This is an action for damages for personal injuries. The accident occurred about five o’clock in the afternoon of July 27, 1925. Plaintiff, a little girl about five years of age, was playing on the grass about three feet from the beaten track of a rutty, unimproved country highway. The little girl lived with her parents, and was one of eight children. Just a short time prior to the accident she had been playing in one of her father’s fields near the highway fence which ran along what is called “ Smokey Hollow ” road. Then the little girl went through the fence to play bn the grass between the fence and the beaten track of the highway. Her little brother, eleven years old, was with her and a few feet distant inside the fence. Plaintiff had been playing on this grass plot a few minutes when a Ford truck driven by defendant’s wife, with his knowledge and consent, came along this road going in an easterly direction, and as it reached a point opposite where plaintiff was playing it jumped out of the ruts and hit her, causing the serious injuries complained of.
The evidence on the part of plaintiff was that after the accident defendant’s wife looked back, and then started her truck again, proceeding in the direction of Baldwinsville.
The only witness sworn who saw the accident, testified that as the truck approached the point where plaintiff was playing it was going “ pretty fast.”
*249At the close of plaintiff’s evidence defendant’s motion for a nonsuit was granted, the court holding that the little girl had no business playing on this grass plot in the highway, and that negligence of the defendant had not been established.
I think that the circumstances leading up to this accident, as testified to by plaintiff’s witnesses, called on the defendant to explain how the accident occurred, and that it was error to dismiss plaintiff’s complaint.
I do not agree with the learned trial court in his statement that the plaintiff had no business in the highway. Her brother, eleven years old, was with her, and was evidently her custodian for the time being. Although she had gotten outside of the fence from the field where he was standing, she was only in the highway a short time playing in the grass and this country road, from the appearance of an exhibit received in the case, was not burdened with very heavy traffic. '
The child was non sui juris, but under the circumstances the parents could not be charged with negligence as a matter of law, for it does not necessarily follow that the custodians of a child are negligent by permitting it to play in the street. (Ihl v. 42nd Street & G. St.
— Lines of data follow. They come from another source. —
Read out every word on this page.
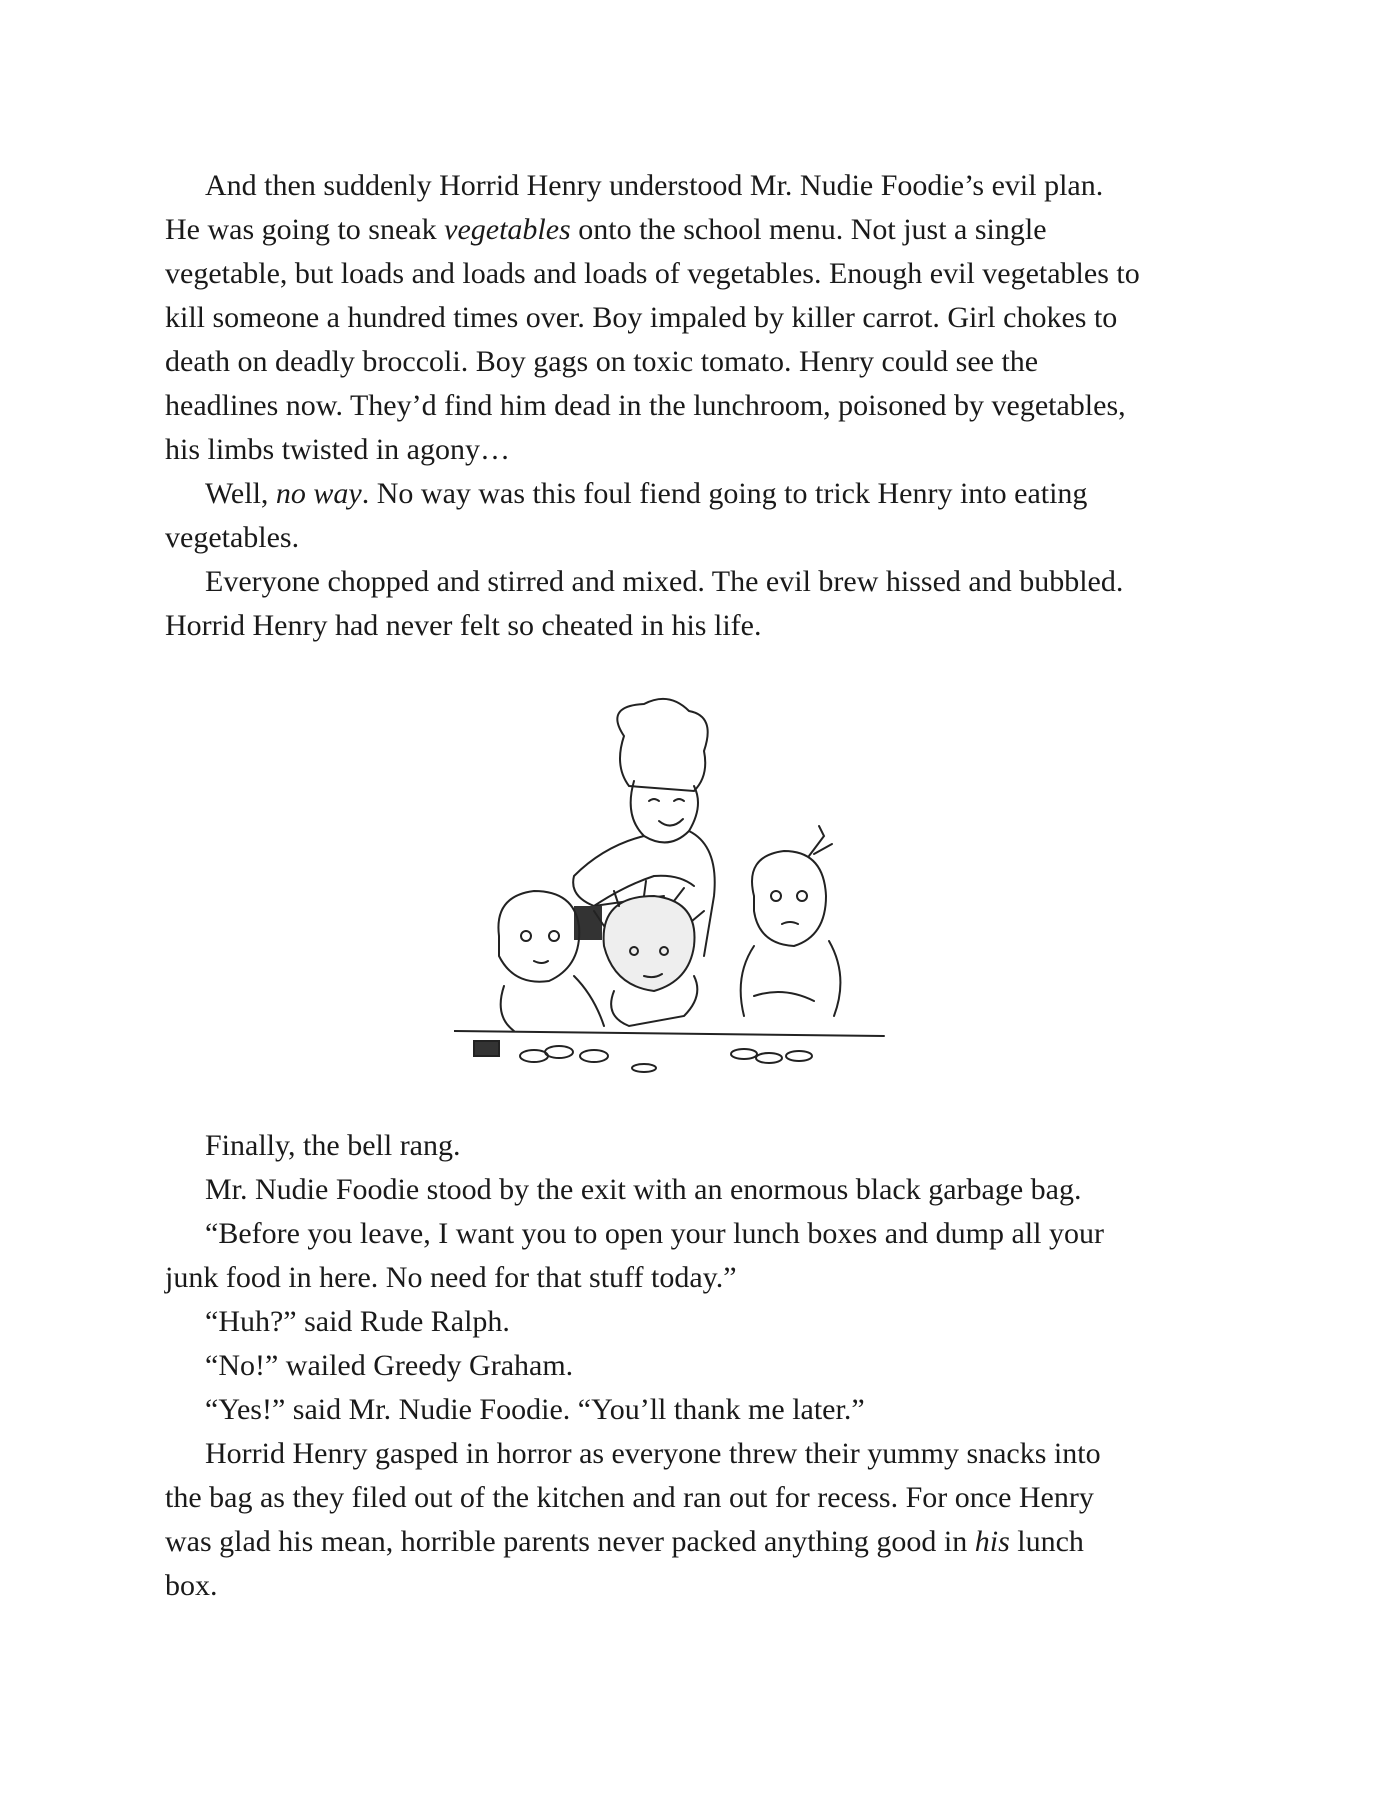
And then suddenly Horrid Henry understood Mr. Nudie Foodie’s evil plan.
He was going to sneak vegetables onto the school menu. Not just a single
vegetable, but loads and loads and loads of vegetables. Enough evil vegetables to
kill someone a hundred times over. Boy impaled by killer carrot. Girl chokes to
death on deadly broccoli. Boy gags on toxic tomato. Henry could see the
headlines now. They’d find him dead in the lunchroom, poisoned by vegetables,
his limbs twisted in agony…
Well, no way. No way was this foul fiend going to trick Henry into eating
vegetables.
Everyone chopped and stirred and mixed. The evil brew hissed and bubbled.
Horrid Henry had never felt so cheated in his life.
Finally, the bell rang.
Mr. Nudie Foodie stood by the exit with an enormous black garbage bag.
“Before you leave, I want you to open your lunch boxes and dump all your
junk food in here. No need for that stuff today.”
“Huh?” said Rude Ralph.
“No!” wailed Greedy Graham.
“Yes!” said Mr. Nudie Foodie. “You’ll thank me later.”
Horrid Henry gasped in horror as everyone threw their yummy snacks into
the bag as they filed out of the kitchen and ran out for recess. For once Henry
was glad his mean, horrible parents never packed anything good in his lunch
box.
Ferry R. R. Co., 47 N. Y. 317; McGarry v. Loomis, 63 id. 104; Ryczko v. Klenotich, 204 App. Div. 693; Regan v. International R. Co., 205 id. 425; Goldberg v. Graham, 146 id. 501.)
Plaintiff having been nonsuited, she is entitled to the most favorable inferences deducible from the evidence. (Janvey v. Loketz, 122 App. Div. 411.)
Under the evidence here, unexplained, the jury could have found that this accident was caused by the negligence of the driver of the truck in operating it improperly and at an excessive rate of speed, and the inferences to be drawn from the evidence should have been drawn by the jury, and not by the court. (Hart v. Hudson River Bridge Co., 80 N. Y. 622.)
In Chisholm v. State of New York (141 N. Y. 246) it is said: “ If different conclusions can be drawn from these circumstances it is a question for the jury.” (Also to the same effect Donnelly v. Piercy Contracting Co., 222 N. Y. 210; Mabs v. Park & Tilford, 200 App. Div. 75; Swistak v. Erie R. R. Co., 208 id. 553.)
Under the circumstances as disclosed by the evidence I think an explanation of how the accident occurred should have been required of defendant, and then upon all of the evidence it was for the jury to say whether or not the parents of the infant plaintiff were guilty of contributory negligence which was imputable to her, and whether or not the defendant wag guilty of negligence in the operation of his motor truck,
*250The judgment should be reversed on the law and a new trial granted, with costs to appellant to abide the event.
Hubbs, P. J., Davis, Sears and Crouch, JJ., concur.
Judgment reversed on the law and new trial granted, with costs to appellant to abide event.